Virginia point guard London Perrantes after last season’s NCAA tournament loss to Syracuse. (John McDonnell/The Washington Post)

It’s been more than 10 months since Syracuse knocked Virginia out of the NCAA tournament, but Cavaliers point guard London Perrantes can still feel it.

The usually immutable point guard copped to getting chills and being sick whenever he thinks about his team’s 68-62 loss in the Elite Eight. He said in October, “I don’t think it’ll ever leave my conscience.”

On Saturday at the Carrier Dome, Virginia will meet Syracuse for the first time since.

“I haven’t thought about it [for a while] until you brought it up right now, and now my heart’s pounding,” the senior said Wednesday, his eyes closing before speaking again. “Yeah, obviously, it hits home.”

The top-seeded Cavaliers led by 15 points with less than 10 minutes remaining on March 27 in Chicago when the Orange switched from its famed zone defense to a full-court press. Virginia tightened up, then fell apart, surrendering a 21-2 run over six minutes. After the defeat, Perrantes, who scored a team-high 18 points, sat alone in the locker room with his head between his hands.

“It’s something that we were so close to getting to the Final Four,” he said Wednesday. “Now to go back to that opponent in their place, I’m obviously excited. I’m trying to get this bad taste out of my mouth still, but I don’t think it will.”

Compared to that, Perrantes said, Saturday is “just another game, really. As hard as it is to say, it’s just another game.”

There are plenty of reasons for ninth-ranked Virginia (17-4, 7-2 ACC) to avoid being overly invested in this matchup with the Orange (14-9, 6-4), which has surged recently with three consecutive wins. The Cavaliers will face a gantlet after the trip to New York, with their four following games against No. 6 Louisville at home, at rival Virginia Tech, back home for No. 21 Duke and then at No. 12 North Carolina .

Moreover, the Cavaliers have little reason to be bitter. Doubt clouded this season after centerpieces Malcolm Brogdon, Anthony Gill and Mike Tobey graduated. But two-thirds of the way through the schedule, with a roster that bears little resemblance to last year’s, the team sits in second place in the ACC.

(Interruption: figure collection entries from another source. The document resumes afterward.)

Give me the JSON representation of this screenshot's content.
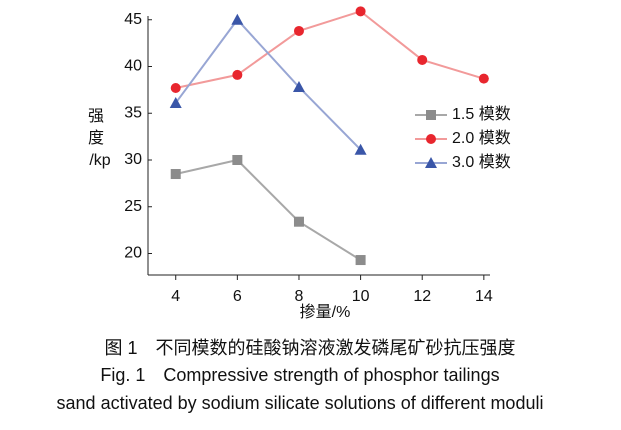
{
  "chart_data": {
    "type": "line",
    "y_label_lines": [
      "强",
      "度",
      "/kp"
    ],
    "x_label": "掺量/%",
    "x": [
      4,
      6,
      8,
      10,
      12,
      14
    ],
    "series": [
      {
        "name": "1.5 模数",
        "color": "#a8a8a8",
        "marker_color": "#8c8c8c",
        "marker": "square",
        "values": [
          28.5,
          30,
          23.4,
          19.3,
          null,
          null
        ]
      },
      {
        "name": "2.0 模数",
        "color": "#f29a9a",
        "marker_color": "#e8262e",
        "marker": "circle",
        "values": [
          37.7,
          39.1,
          43.8,
          45.9,
          40.7,
          38.7
        ]
      },
      {
        "name": "3.0 模数",
        "color": "#98a6d4",
        "marker_color": "#3a56a8",
        "marker": "triangle",
        "values": [
          36.1,
          45,
          37.8,
          31.1,
          null,
          null
        ]
      }
    ],
    "xlim": [
      3.1,
      14.2
    ],
    "xticks": [
      4,
      6,
      8,
      10,
      12,
      14
    ],
    "ylim": [
      17.7,
      45.4
    ],
    "yticks": [
      20,
      25,
      30,
      35,
      40,
      45
    ],
    "grid": false,
    "legend": "right",
    "captions": [
      "图 1　不同模数的硅酸钠溶液激发磷尾矿砂抗压强度",
      "Fig. 1　Compressive strength of phosphor tailings",
      "sand activated by sodium silicate solutions of different moduli"
    ]
  }
}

Still, Syracuse sticks in the craw of Coach Tony Bennett as well.

“Yeah, now that you mention it, I’m doing a lot of therapy and I was over that and you brought it up,” he joked Wednesday. “I mean, when you go back, that was a terrific opportunity, but we’re such a different team.

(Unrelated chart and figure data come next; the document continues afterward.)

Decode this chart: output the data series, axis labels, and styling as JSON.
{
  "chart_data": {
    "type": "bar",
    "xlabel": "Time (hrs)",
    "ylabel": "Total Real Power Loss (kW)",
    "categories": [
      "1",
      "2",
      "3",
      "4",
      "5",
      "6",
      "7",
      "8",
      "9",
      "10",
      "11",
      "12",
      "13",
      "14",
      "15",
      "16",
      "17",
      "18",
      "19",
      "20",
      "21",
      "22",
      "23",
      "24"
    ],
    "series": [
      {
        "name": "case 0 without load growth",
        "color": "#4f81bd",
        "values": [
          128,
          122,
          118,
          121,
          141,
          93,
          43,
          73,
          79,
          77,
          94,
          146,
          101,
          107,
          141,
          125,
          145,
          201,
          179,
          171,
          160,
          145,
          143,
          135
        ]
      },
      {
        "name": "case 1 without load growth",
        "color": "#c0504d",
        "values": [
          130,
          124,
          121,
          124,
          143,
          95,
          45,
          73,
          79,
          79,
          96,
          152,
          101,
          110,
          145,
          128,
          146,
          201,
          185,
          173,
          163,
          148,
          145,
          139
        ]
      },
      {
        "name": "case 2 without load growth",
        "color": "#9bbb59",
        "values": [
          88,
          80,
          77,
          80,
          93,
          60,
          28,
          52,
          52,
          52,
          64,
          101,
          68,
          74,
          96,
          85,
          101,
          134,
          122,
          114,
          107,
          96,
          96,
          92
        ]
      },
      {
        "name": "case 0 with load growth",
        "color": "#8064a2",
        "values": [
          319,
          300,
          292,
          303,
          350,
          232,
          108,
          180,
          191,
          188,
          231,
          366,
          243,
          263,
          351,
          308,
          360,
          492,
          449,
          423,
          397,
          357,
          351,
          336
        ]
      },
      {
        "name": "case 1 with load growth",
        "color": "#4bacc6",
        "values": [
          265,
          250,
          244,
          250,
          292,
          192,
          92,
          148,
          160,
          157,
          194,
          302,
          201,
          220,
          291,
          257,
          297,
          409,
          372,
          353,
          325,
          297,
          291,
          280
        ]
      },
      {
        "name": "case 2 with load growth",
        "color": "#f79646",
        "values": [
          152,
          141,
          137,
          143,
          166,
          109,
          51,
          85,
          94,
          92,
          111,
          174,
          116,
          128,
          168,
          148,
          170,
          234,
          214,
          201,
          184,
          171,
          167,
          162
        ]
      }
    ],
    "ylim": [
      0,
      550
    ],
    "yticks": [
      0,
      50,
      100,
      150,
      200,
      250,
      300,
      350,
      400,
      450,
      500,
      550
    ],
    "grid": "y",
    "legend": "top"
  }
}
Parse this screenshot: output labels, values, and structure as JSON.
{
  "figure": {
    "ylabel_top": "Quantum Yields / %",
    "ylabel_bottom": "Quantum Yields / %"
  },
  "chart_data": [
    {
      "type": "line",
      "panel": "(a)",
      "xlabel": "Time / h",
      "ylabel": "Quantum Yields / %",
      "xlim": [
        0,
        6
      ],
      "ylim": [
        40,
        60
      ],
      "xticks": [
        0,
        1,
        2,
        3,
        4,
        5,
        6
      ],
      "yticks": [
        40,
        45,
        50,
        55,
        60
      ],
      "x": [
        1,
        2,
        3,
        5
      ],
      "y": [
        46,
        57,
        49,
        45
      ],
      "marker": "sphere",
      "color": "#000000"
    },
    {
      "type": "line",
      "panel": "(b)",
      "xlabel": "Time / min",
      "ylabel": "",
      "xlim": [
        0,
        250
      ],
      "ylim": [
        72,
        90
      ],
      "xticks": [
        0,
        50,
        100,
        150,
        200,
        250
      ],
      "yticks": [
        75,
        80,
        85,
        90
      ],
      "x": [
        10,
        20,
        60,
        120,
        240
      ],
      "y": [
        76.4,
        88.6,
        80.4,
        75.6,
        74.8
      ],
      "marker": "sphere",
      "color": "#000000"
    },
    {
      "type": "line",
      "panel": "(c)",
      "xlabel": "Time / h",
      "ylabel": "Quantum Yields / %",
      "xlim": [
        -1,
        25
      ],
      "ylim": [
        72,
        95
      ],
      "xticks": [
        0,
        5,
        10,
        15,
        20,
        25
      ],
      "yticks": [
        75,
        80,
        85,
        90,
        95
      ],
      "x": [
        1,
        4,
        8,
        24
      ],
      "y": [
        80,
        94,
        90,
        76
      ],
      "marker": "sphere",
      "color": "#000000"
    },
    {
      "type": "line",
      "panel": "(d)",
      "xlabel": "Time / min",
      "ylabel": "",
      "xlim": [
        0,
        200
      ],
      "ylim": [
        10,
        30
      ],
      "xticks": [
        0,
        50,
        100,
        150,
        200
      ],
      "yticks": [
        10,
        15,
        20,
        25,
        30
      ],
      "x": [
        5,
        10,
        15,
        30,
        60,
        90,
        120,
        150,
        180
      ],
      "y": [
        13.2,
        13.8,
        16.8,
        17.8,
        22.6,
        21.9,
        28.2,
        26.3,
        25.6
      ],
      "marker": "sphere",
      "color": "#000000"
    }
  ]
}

“That was a beautiful season last year. We knocked on the door of a Final Four — didn’t get there. But they’re a different team, we’re a different team, and you got to go in there and play. We’re in a race. . . . We got two days to prepare, and that’s a tough zone; we know that. They’re a dangerous team at home, so we’ll be ready to go.”

Younger players have found it easier to move on than Perrantes. Youth has given Virginia a somewhat new identity this season. Where last year the Cavaliers depended so heavily on Brogdon, Gill and Tobey as scorers and shutdown defenders, this year’s squad has upheld defensive standards and achieved on offense with a by-committee approach.

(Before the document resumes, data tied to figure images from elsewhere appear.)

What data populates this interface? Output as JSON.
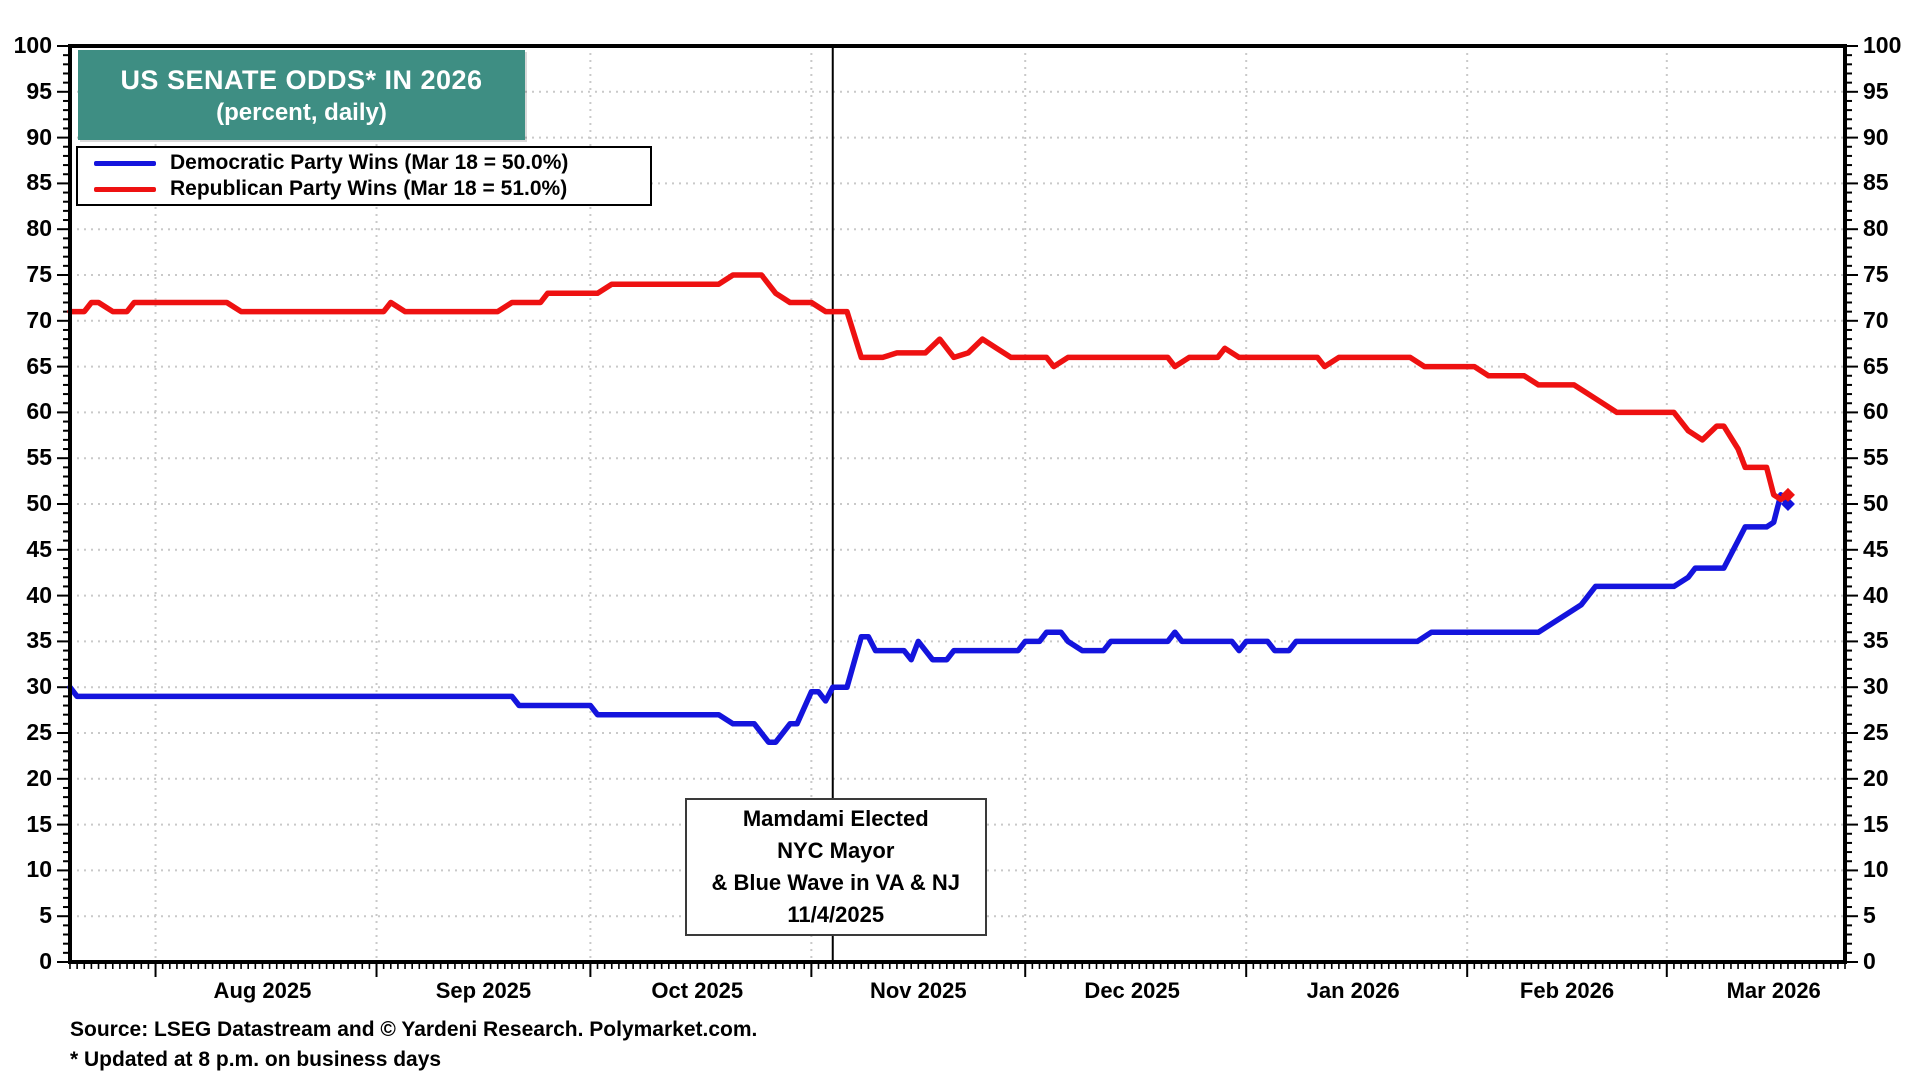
{
  "title": {
    "line1": "US SENATE ODDS* IN 2026",
    "line2": "(percent, daily)",
    "bg_color": "#3e8e83",
    "text_color": "#ffffff"
  },
  "legend": {
    "items": [
      {
        "label": "Democratic Party Wins (Mar 18 = 50.0%)",
        "color": "#1414dd"
      },
      {
        "label": "Republican Party Wins (Mar 18 = 51.0%)",
        "color": "#ee1111"
      }
    ]
  },
  "annotation": {
    "lines": [
      "Mamdami Elected",
      "NYC Mayor",
      "& Blue Wave in VA & NJ",
      "11/4/2025"
    ],
    "event_day": 107
  },
  "footer": {
    "source": "Source: LSEG Datastream and © Yardeni Research. Polymarket.com.",
    "note": "* Updated at 8 p.m. on business days"
  },
  "colors": {
    "axis": "#000000",
    "grid": "#c9c9c9",
    "event_line": "#000000"
  },
  "chart_data": {
    "type": "line",
    "title": "US SENATE ODDS* IN 2026 (percent, daily)",
    "x_unit": "days since 2025-07-20",
    "x_domain": [
      0,
      249
    ],
    "ylim": [
      0,
      100
    ],
    "y_tick_major": 5,
    "y_tick_minor": 1,
    "grid": "dotted horizontal every 5, vertical at month starts",
    "legend_position": "top-left",
    "months": [
      {
        "label": "Aug 2025",
        "start": 12,
        "mid": 27
      },
      {
        "label": "Sep 2025",
        "start": 43,
        "mid": 58
      },
      {
        "label": "Oct 2025",
        "start": 73,
        "mid": 88
      },
      {
        "label": "Nov 2025",
        "start": 104,
        "mid": 119
      },
      {
        "label": "Dec 2025",
        "start": 134,
        "mid": 149
      },
      {
        "label": "Jan 2026",
        "start": 165,
        "mid": 180
      },
      {
        "label": "Feb 2026",
        "start": 196,
        "mid": 210
      },
      {
        "label": "Mar 2026",
        "start": 224,
        "mid": 239
      }
    ],
    "event_line_day": 107,
    "series": [
      {
        "name": "Democratic Party Wins",
        "color": "#1414dd",
        "final_value": 50.0,
        "points": [
          [
            0,
            30
          ],
          [
            1,
            29
          ],
          [
            62,
            29
          ],
          [
            63,
            28
          ],
          [
            73,
            28
          ],
          [
            74,
            27
          ],
          [
            91,
            27
          ],
          [
            93,
            26
          ],
          [
            96,
            26
          ],
          [
            98,
            24
          ],
          [
            99,
            24
          ],
          [
            101,
            26
          ],
          [
            102,
            26
          ],
          [
            104,
            29.5
          ],
          [
            105,
            29.5
          ],
          [
            106,
            28.5
          ],
          [
            107,
            30
          ],
          [
            109,
            30
          ],
          [
            111,
            35.5
          ],
          [
            112,
            35.5
          ],
          [
            113,
            34
          ],
          [
            117,
            34
          ],
          [
            118,
            33
          ],
          [
            119,
            35
          ],
          [
            121,
            33
          ],
          [
            123,
            33
          ],
          [
            124,
            34
          ],
          [
            133,
            34
          ],
          [
            134,
            35
          ],
          [
            136,
            35
          ],
          [
            137,
            36
          ],
          [
            139,
            36
          ],
          [
            140,
            35
          ],
          [
            142,
            34
          ],
          [
            145,
            34
          ],
          [
            146,
            35
          ],
          [
            154,
            35
          ],
          [
            155,
            36
          ],
          [
            156,
            35
          ],
          [
            163,
            35
          ],
          [
            164,
            34
          ],
          [
            165,
            35
          ],
          [
            168,
            35
          ],
          [
            169,
            34
          ],
          [
            171,
            34
          ],
          [
            172,
            35
          ],
          [
            189,
            35
          ],
          [
            191,
            36
          ],
          [
            206,
            36
          ],
          [
            208,
            37
          ],
          [
            210,
            38
          ],
          [
            212,
            39
          ],
          [
            214,
            41
          ],
          [
            225,
            41
          ],
          [
            227,
            42
          ],
          [
            228,
            43
          ],
          [
            232,
            43
          ],
          [
            234,
            46
          ],
          [
            235,
            47.5
          ],
          [
            238,
            47.5
          ],
          [
            239,
            48
          ],
          [
            240,
            51
          ],
          [
            241,
            50
          ]
        ]
      },
      {
        "name": "Republican Party Wins",
        "color": "#ee1111",
        "final_value": 51.0,
        "points": [
          [
            0,
            71
          ],
          [
            2,
            71
          ],
          [
            3,
            72
          ],
          [
            4,
            72
          ],
          [
            6,
            71
          ],
          [
            8,
            71
          ],
          [
            9,
            72
          ],
          [
            22,
            72
          ],
          [
            24,
            71
          ],
          [
            44,
            71
          ],
          [
            45,
            72
          ],
          [
            47,
            71
          ],
          [
            60,
            71
          ],
          [
            62,
            72
          ],
          [
            66,
            72
          ],
          [
            67,
            73
          ],
          [
            74,
            73
          ],
          [
            76,
            74
          ],
          [
            91,
            74
          ],
          [
            93,
            75
          ],
          [
            97,
            75
          ],
          [
            99,
            73
          ],
          [
            101,
            72
          ],
          [
            104,
            72
          ],
          [
            106,
            71
          ],
          [
            109,
            71
          ],
          [
            111,
            66
          ],
          [
            114,
            66
          ],
          [
            116,
            66.5
          ],
          [
            120,
            66.5
          ],
          [
            122,
            68
          ],
          [
            124,
            66
          ],
          [
            126,
            66.5
          ],
          [
            128,
            68
          ],
          [
            130,
            67
          ],
          [
            132,
            66
          ],
          [
            137,
            66
          ],
          [
            138,
            65
          ],
          [
            140,
            66
          ],
          [
            154,
            66
          ],
          [
            155,
            65
          ],
          [
            157,
            66
          ],
          [
            161,
            66
          ],
          [
            162,
            67
          ],
          [
            164,
            66
          ],
          [
            175,
            66
          ],
          [
            176,
            65
          ],
          [
            178,
            66
          ],
          [
            188,
            66
          ],
          [
            190,
            65
          ],
          [
            197,
            65
          ],
          [
            199,
            64
          ],
          [
            204,
            64
          ],
          [
            206,
            63
          ],
          [
            211,
            63
          ],
          [
            213,
            62
          ],
          [
            215,
            61
          ],
          [
            217,
            60
          ],
          [
            225,
            60
          ],
          [
            227,
            58
          ],
          [
            229,
            57
          ],
          [
            231,
            58.5
          ],
          [
            232,
            58.5
          ],
          [
            234,
            56
          ],
          [
            235,
            54
          ],
          [
            238,
            54
          ],
          [
            239,
            51
          ],
          [
            240,
            50.5
          ],
          [
            241,
            51
          ]
        ]
      }
    ]
  }
}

Junior forward Isaiah Wilkins has slid into more of a leadership role, shifting his focus to the team’s new players. He’ll yap instructions or encouragement during games and harp on them about defense in practice.

“I think we share the ball, that’s our strong point,” Wilkins said. “It’s been so many different guys leading us in scoring. Ty [Jerome] is playing great right now, Kyle [Guy] has had his time, [Darius Thompson] has had his time. . . . It’s just been so long, and we have like six new guys. There’s no, like — last year was last year. It would have been the same if you asked me before Villanova. It’s just a new team, a new focus, and we’re just learning from each other and playing off that.

“That game’s over, guys graduated, it’s a new year. We’re going there locked in. Try to get one on the road.”